Für wen ist diese Seite relevant?
Architekten, IT- und Security-Verantwortliche, Cloud- und Identity-Engineers sowie Leitungen, die Zero-Trust-Aussagen einordnen wollen.
Grundidee
Statt einem Netz oder einem Standort automatisch zu vertrauen, wird jeder Zugriff geprüft. Maßgeblich sind verifizierte Identität, vertrauenswürdiges Gerät, aktueller Kontext und das Prinzip Least Privilege.
Wichtige Bausteine
Identität: starke Authentifizierung, MFA, Conditional Access.
Gerät: bekannter, konformer Endpoint, idealerweise mit EDR.
Kontext: Risiko-Signale wie Ort, Uhrzeit, Verhalten.
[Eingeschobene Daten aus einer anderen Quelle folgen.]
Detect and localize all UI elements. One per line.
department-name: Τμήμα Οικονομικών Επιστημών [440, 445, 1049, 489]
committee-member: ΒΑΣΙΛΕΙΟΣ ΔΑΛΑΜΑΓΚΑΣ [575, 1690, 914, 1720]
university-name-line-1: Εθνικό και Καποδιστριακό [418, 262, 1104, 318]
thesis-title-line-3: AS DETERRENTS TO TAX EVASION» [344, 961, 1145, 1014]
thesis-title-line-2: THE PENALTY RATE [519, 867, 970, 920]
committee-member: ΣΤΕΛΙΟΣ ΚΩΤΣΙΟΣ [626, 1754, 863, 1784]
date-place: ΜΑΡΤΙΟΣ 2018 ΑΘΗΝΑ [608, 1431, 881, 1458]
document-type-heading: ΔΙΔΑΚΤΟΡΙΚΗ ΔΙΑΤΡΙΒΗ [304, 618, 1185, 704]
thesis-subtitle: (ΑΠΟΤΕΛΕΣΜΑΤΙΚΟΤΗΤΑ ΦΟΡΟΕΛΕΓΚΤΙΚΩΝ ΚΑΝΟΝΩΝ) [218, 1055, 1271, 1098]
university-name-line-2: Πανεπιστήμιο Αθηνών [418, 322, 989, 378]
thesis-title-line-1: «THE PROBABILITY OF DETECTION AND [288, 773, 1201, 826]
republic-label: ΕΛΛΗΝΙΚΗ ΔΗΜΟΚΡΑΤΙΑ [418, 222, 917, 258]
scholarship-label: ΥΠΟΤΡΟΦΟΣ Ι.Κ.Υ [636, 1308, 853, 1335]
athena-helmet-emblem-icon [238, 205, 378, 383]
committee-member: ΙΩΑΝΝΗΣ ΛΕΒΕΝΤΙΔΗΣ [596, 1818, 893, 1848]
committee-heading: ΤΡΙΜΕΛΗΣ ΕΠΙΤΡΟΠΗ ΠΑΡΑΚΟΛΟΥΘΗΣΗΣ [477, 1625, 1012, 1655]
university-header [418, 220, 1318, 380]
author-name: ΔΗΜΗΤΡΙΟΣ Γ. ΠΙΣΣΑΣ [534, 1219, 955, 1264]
Zugriff: feingranulare Berechtigungen statt breiter Netzfreigaben.
Segmentierung: kleinere Vertrauenszonen statt eines großen flachen Netzes.
Zero Trust ist kein einzelnes Produkt
Niemand kauft Zero Trust als Box. Es ist ein Architekturprinzip, das schrittweise umgesetzt wird - oft beginnend bei Identity Security und Microsoft 365 Security.
Typische Missverständnisse
VPN-Ablöse allein ist nicht Zero Trust.
Reines Marketing-Etikett auf bestehender Architektur hilft nicht.
Komplexität ohne Plan überfordert Organisationen.
Das Ziel ist nicht maximale Strenge, sondern angemessene, bewusste Prüfung.
Praxisbild
Eine Organisation beginnt mit phishing-resistenter MFA, dann Conditional Access, dann Gerätekonformität, danach feingranulare Berechtigungen in Cloud-Apps. Schritt für Schritt entsteht ein belastbares Zero-Trust-Bild, ohne Big-Bang-Projekt.
Checkliste
- Starke, phishing-resistente Identitäten
- Gerätekonformität als Voraussetzung für sensiblen Zugriff
- Risiko- und Kontext-basierte Zugriffsregeln
- Least Privilege auf Anwendungen und Daten
- Segmentierung statt eines großen flachen Netzes
- Schrittweise Umsetzung mit klaren Etappen
Häufige Fragen
+Ist Zero Trust ein Ersatz für VPN?
Häufig löst es klassisches VPN für Anwendungen ab, ist aber kein reines VPN-Ersatzprodukt.
+Wo beginnt man am besten?
Bei Identitäten und Conditional Access. Ohne diese Basis greifen viele weitere Zero-Trust-Bausteine nicht.